Under Fire: Journalists in Combat explores new territory–the psychological effects of reporting war. The tables have been turned: it tells the stories of the storytellers who risk their lives to bring first-hand accounts from the front lines into the living rooms of families around the world. Kristy Hutter reviews the documentary short-listed for an Oscar.
In the whole of the First World War, two journalists were killed. In the last decade, almost one journalist a week has been killed, bringing the death toll into the thousands. Yet, eager reporters continue to risk their lives, exposing the stories that make headlines across the globe each day. It is this hunger for the story and the need to be immersed in the action that director Martyn Burke investigates. With the help of Dr. Anthony Feinstein, a psychologist who specializes in journalistic behaviour, Burke chooses nine subjects who had reported from dangerous locations and with them he conducts a series of intimate, often candid, interviews.
Dr. Feinstein is the only professional to analyse the psychological effects on journalists in combat. The results of his study reveal symptoms similar in those who have actually fought: post-traumatic stress disorder (PTSD) and depression.
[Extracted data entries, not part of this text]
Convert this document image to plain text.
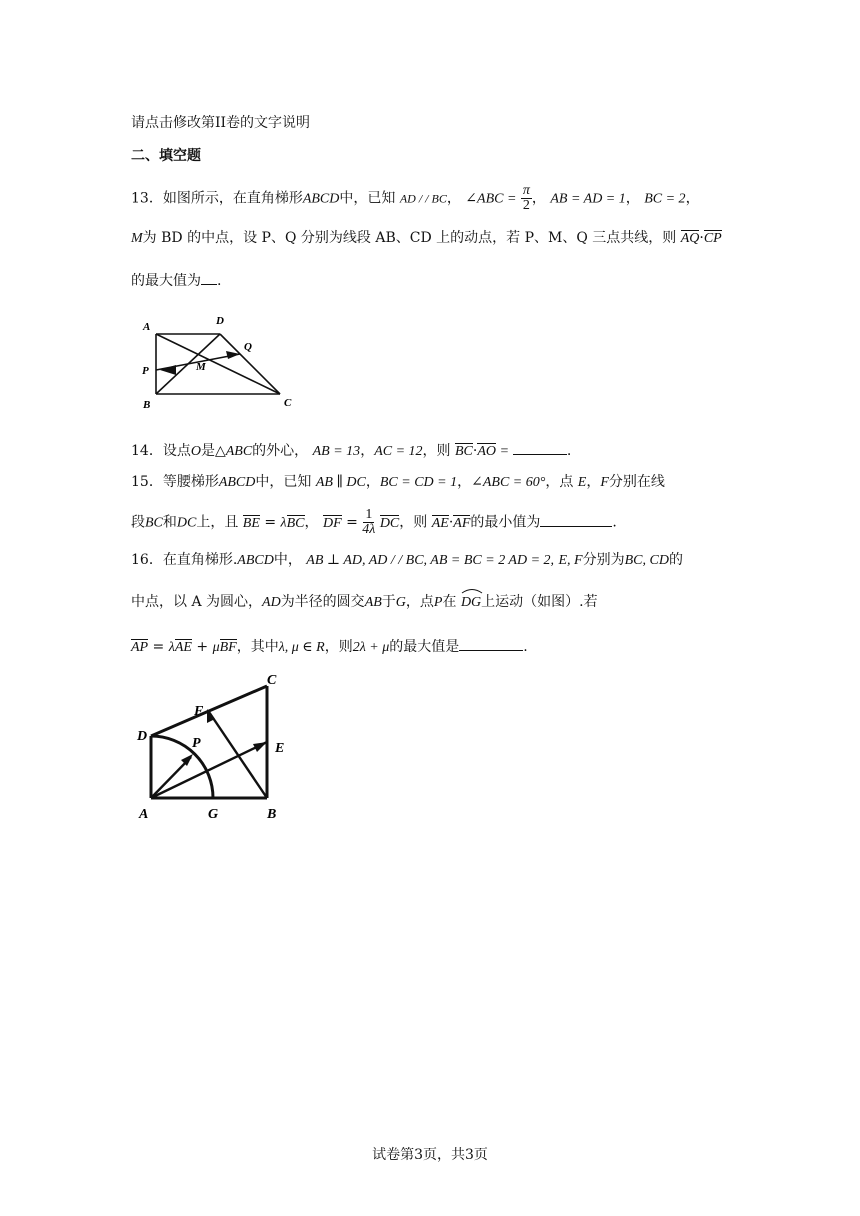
请点击修改第II卷的文字说明
二、填空题
13．如图所示，在直角梯形ABCD中，已知 AD / / BC， ∠ABC = $\frac{\pi}{2}$ ， AB = AD = 1， BC = 2，
M为 BD 的中点，设 P、Q 分别为线段 AB、CD 上的动点，若 P、M、Q 三点共线，则 AQ·CP
的最大值为 .
A	D
Q
P	M
B	C
14．设点O是△ABC的外心， AB = 13，AC = 12，则 BC·AO =	.
15．等腰梯形ABCD中，已知 AB ∥ DC，BC = CD = 1，∠ABC = 60°，点 E，F分别在线
段BC和DC上，且 BE = λBC， DF = $\frac{1}{4\lambda}$ DC，则 AE·AF的最小值为	.
16．在直角梯形.ABCD中， AB ⊥ AD, AD / / BC, AB = BC = 2 AD = 2, E, F分别为BC, CD的
中点，以 A 为圆心，AD为半径的圆交AB于G，点P在 DG上运动（如图）.若
AP = λAE + μBF，其中λ, μ ∈ R，则2λ + μ的最大值是	.
C
F
D	P	E
A	G	B
试卷第3页，共3页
In the film, some of the journalists talk about suffering from these conditions, often describing a feeling of disconnectedness once they have returned to everyday life filled with “trivial matters”. Interestingly, the women featured in the documentary (Susan Ormiston from the Canadian Broadcasting Corporation and Christina Lamb from The Sunday Times) divulge the struggle they have balancing their family lives with their careers and how they carry out their motherly duties upon returning from a war zone – a struggle not mentioned by the men in the film.
Afghanistan, Iraq, Lebanon, Bosnia, Chechnya, Sierra Leone, Liberia, Congo, Rwanda – the journalists emotionally recount split-second decisions and close calls in the world’s worst war zones. At one point, John Steele, former chief foreign correspondent for The Guardian and author of ‘War Junkie’, breaks down after recounting his role as a witness to the blatant killings of innocent children who were simply in the wrong place at the wrong time – a segment that is truly difficult to watch. Near the end of the film, Canadian photojournalist Paul Watson emotionally describes the guilt he felt after photographing an American soldier being dragged down the streets of Mogadishu by proud Somalis in the aftermath of notoriously dubbed ‘Black Hawk Down’. The interview was so honest that it was almost as if he had come to grips with his actions for the first time while the camera was rolling.
The stylistic component of the documentary is basic yet powerful. The film revolves around nine interviews set against a black backdrop, often accompanied by superimposed footage of dramatic stills and video news packages captured by the subjects themselves. These images (often B-side footage with true ‘behind-the- scenes’ gist) are an essential component to the film as they give the viewer an inside look at what the reporters have actually experienced. And the haunting score almost mirrors their journey back to precarious times. Burke even puts himself in the film, allowing his interviewees to question him, probably out of pure journalistic instinct.
Under Fire: Journalists in Combat provides candid insight to a dangerous profession that requires courage and passion, and the lasting consequences that accompany it. But the film really goes beyond its portrayal of life on the front lines and acts as a tribute to those who have died in places most would dare not go in an attempt to expose the truth and give a voice to the voiceless.